Canadian Crown corporation

Agricultural Research and Innovation Ontario (ARIO Recherche et innovation agricoles Ontario), is a provincial Crown agency of the Government of Ontario that supports agricultural research, innovation, and knowledge transfer in the province's agrifood sector.

Established in 1962 as the Agricultural Research Institute of Ontario (Institut de recherche agricole de l'Ontario), the agency amanages agricultural research priorities and infrastructure through partnerships with government, industry, and academic institutions.
It was renamed in 2024 following amendments to the Agricultural Research Institute of Ontario Act that expanded its mandate to emphasize innovation, commercialization, and strategic collaboration.
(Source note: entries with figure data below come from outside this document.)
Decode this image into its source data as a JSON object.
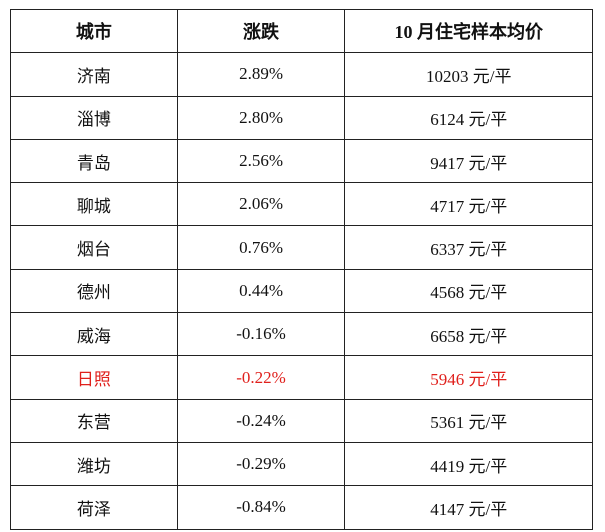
{
  "headers": [
    "城市",
    "涨跌",
    "10 月住宅样本均价"
  ],
  "highlight_color": "#e0201c",
  "rows": [
    {
      "city": "济南",
      "change": "2.89%",
      "price": "10203 元/平",
      "highlight": false
    },
    {
      "city": "淄博",
      "change": "2.80%",
      "price": "6124 元/平",
      "highlight": false
    },
    {
      "city": "青岛",
      "change": "2.56%",
      "price": "9417 元/平",
      "highlight": false
    },
    {
      "city": "聊城",
      "change": "2.06%",
      "price": "4717 元/平",
      "highlight": false
    },
    {
      "city": "烟台",
      "change": "0.76%",
      "price": "6337 元/平",
      "highlight": false
    },
    {
      "city": "德州",
      "change": "0.44%",
      "price": "4568 元/平",
      "highlight": false
    },
    {
      "city": "威海",
      "change": "-0.16%",
      "price": "6658 元/平",
      "highlight": false
    },
    {
      "city": "日照",
      "change": "-0.22%",
      "price": "5946 元/平",
      "highlight": true
    },
    {
      "city": "东营",
      "change": "-0.24%",
      "price": "5361 元/平",
      "highlight": false
    },
    {
      "city": "潍坊",
      "change": "-0.29%",
      "price": "4419 元/平",
      "highlight": false
    },
    {
      "city": "荷泽",
      "change": "-0.84%",
      "price": "4147 元/平",
      "highlight": false
    }
  ]
}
ARIO is headquartered in Guelph, Ontario, and maintains a longstanding partnership with the University of Guelph through the Ontario Agri-Food Innovation Alliance.

==Indigenous engagement initiatives==
In 2024–2025, Indigenous engagement initiatives encouraged relationship-building with Indigenous communities and organizations, board education on Indigenous-led research, implementation of land acknowledgements at research facilities, and support for research and knowledge co-developed with Indigenous researchers and communities, particularly through Northern Ontario agricultural research programs.